Holly Ordway began her conversion to faith in a casino in Reno, Nevada, surrounded by slot machines. She had just competed in a North American Cup fencing tournament and was having dinner with her coach and his wife. “One of the Narnia films had just come out,” Ordway told me. “Our discussion of the film led to the question, Does God exist?”
As they talked late into the night, she traveled through a Lewisian wardrobe that landed her in a mysterious new country. “I discovered it was possible to think rationally about the faith,” says Ordway. “There were arguments that at least stood up to preliminary testing. That was a fundamental aha moment, when my intellect was able to wake up and say, Okay, this is interesting. It was frightening and exciting.”
At the time, Ordway was in her early 30s and teaching literature and composition at a public college in Southern California. Since graduate school, she had thought of Christians as superstitious, Christianity as a “blemish on modern civilization,” and the Bible as a collection of fairy tales. “I was radicalized as an atheist and hostile toward Christians in general,” says Ordway.
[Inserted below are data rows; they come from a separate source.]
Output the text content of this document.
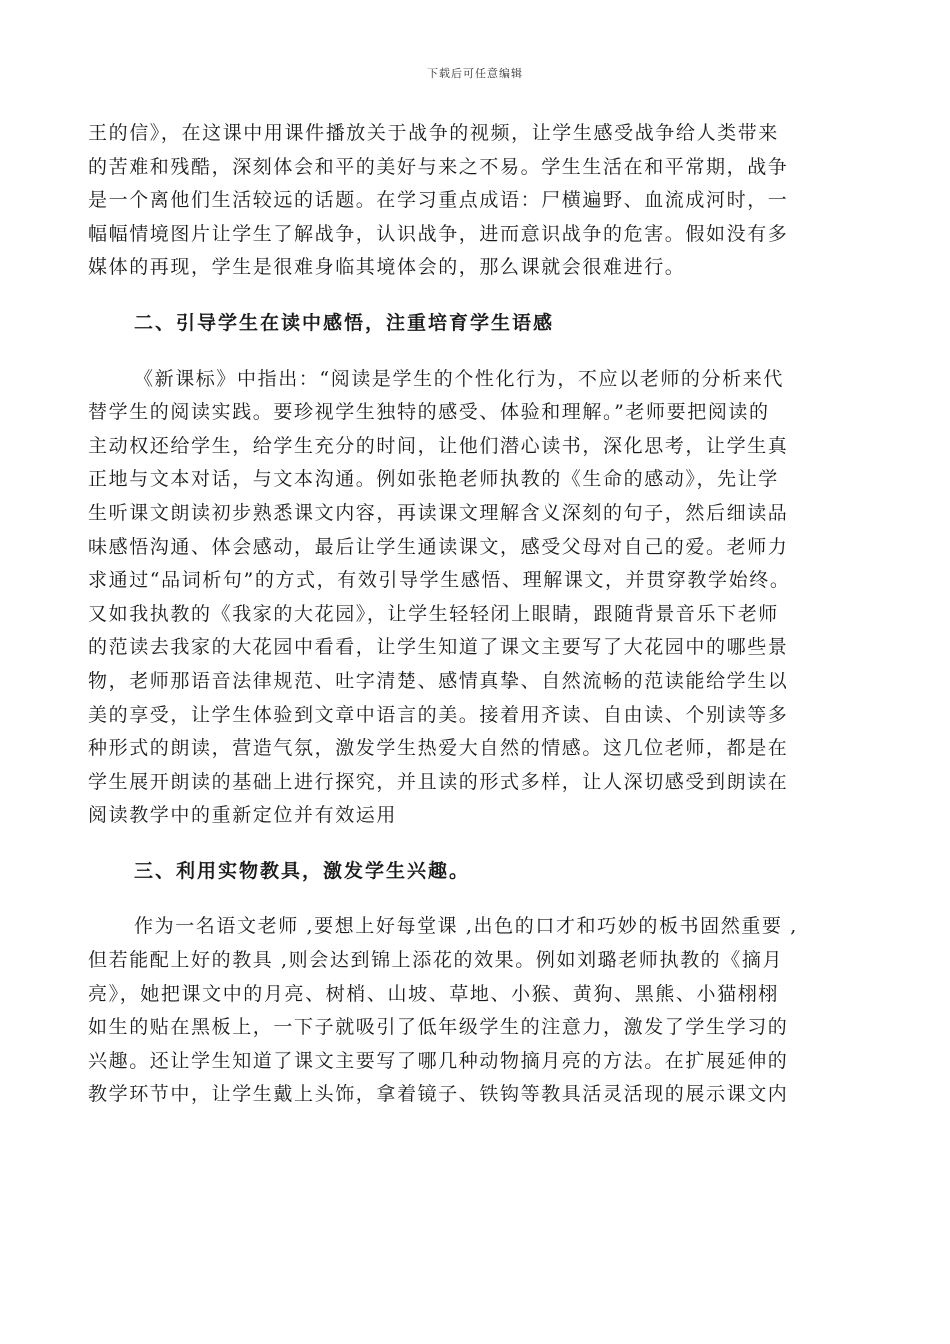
下载后可任意编辑
王的信》，在这课中用课件播放关于战争的视频，让学生感受战争给人类带来
的苦难和残酷，深刻体会和平的美好与来之不易。学生生活在和平常期，战争
是一个离他们生活较远的话题。在学习重点成语：尸横遍野、血流成河时，一
幅幅情境图片让学生了解战争，认识战争，进而意识战争的危害。假如没有多
媒体的再现，学生是很难身临其境体会的，那么课就会很难进行。
二、引导学生在读中感悟，注重培育学生语感
《新课标》中指出：“阅读是学生的个性化行为，不应以老师的分析来代
替学生的阅读实践。要珍视学生独特的感受、体验和理解。”老师要把阅读的
主动权还给学生，给学生充分的时间，让他们潜心读书，深化思考，让学生真
正地与文本对话，与文本沟通。例如张艳老师执教的《生命的感动》，先让学
生听课文朗读初步熟悉课文内容，再读课文理解含义深刻的句子，然后细读品
味感悟沟通、体会感动，最后让学生通读课文，感受父母对自己的爱。老师力
求通过“品词析句”的方式，有效引导学生感悟、理解课文，并贯穿教学始终。
又如我执教的《我家的大花园》，让学生轻轻闭上眼睛，跟随背景音乐下老师
的范读去我家的大花园中看看，让学生知道了课文主要写了大花园中的哪些景
物，老师那语音法律规范、吐字清楚、感情真挚、自然流畅的范读能给学生以
美的享受，让学生体验到文章中语言的美。接着用齐读、自由读、个别读等多
种形式的朗读，营造气氛，激发学生热爱大自然的情感。这几位老师，都是在
学生展开朗读的基础上进行探究，并且读的形式多样，让人深切感受到朗读在
阅读教学中的重新定位并有效运用
三、利用实物教具，激发学生兴趣。
作为一名语文老师 ,要想上好每堂课 ,出色的口才和巧妙的板书固然重要 ,
但若能配上好的教具 ,则会达到锦上添花的效果。例如刘璐老师执教的《摘月
亮》，她把课文中的月亮、树梢、山坡、草地、小猴、黄狗、黑熊、小猫栩栩
如生的贴在黑板上，一下子就吸引了低年级学生的注意力，激发了学生学习的
兴趣。还让学生知道了课文主要写了哪几种动物摘月亮的方法。在扩展延伸的
教学环节中，让学生戴上头饰，拿着镜子、铁钩等教具活灵活现的展示课文内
But as she continued talking to her coach and reading works of apologetics—including N. T. Wright’s defense of the Resurrection—Ordway confessed faith in Christ. Now she finds herself in another new country, directing the master in apologetics (MAA) program at Houston Baptist University (HBU), a small liberal arts college in the heart of the nation’s energy capital. There, she is among a burgeoning group of women who are reshaping apologetics in the West.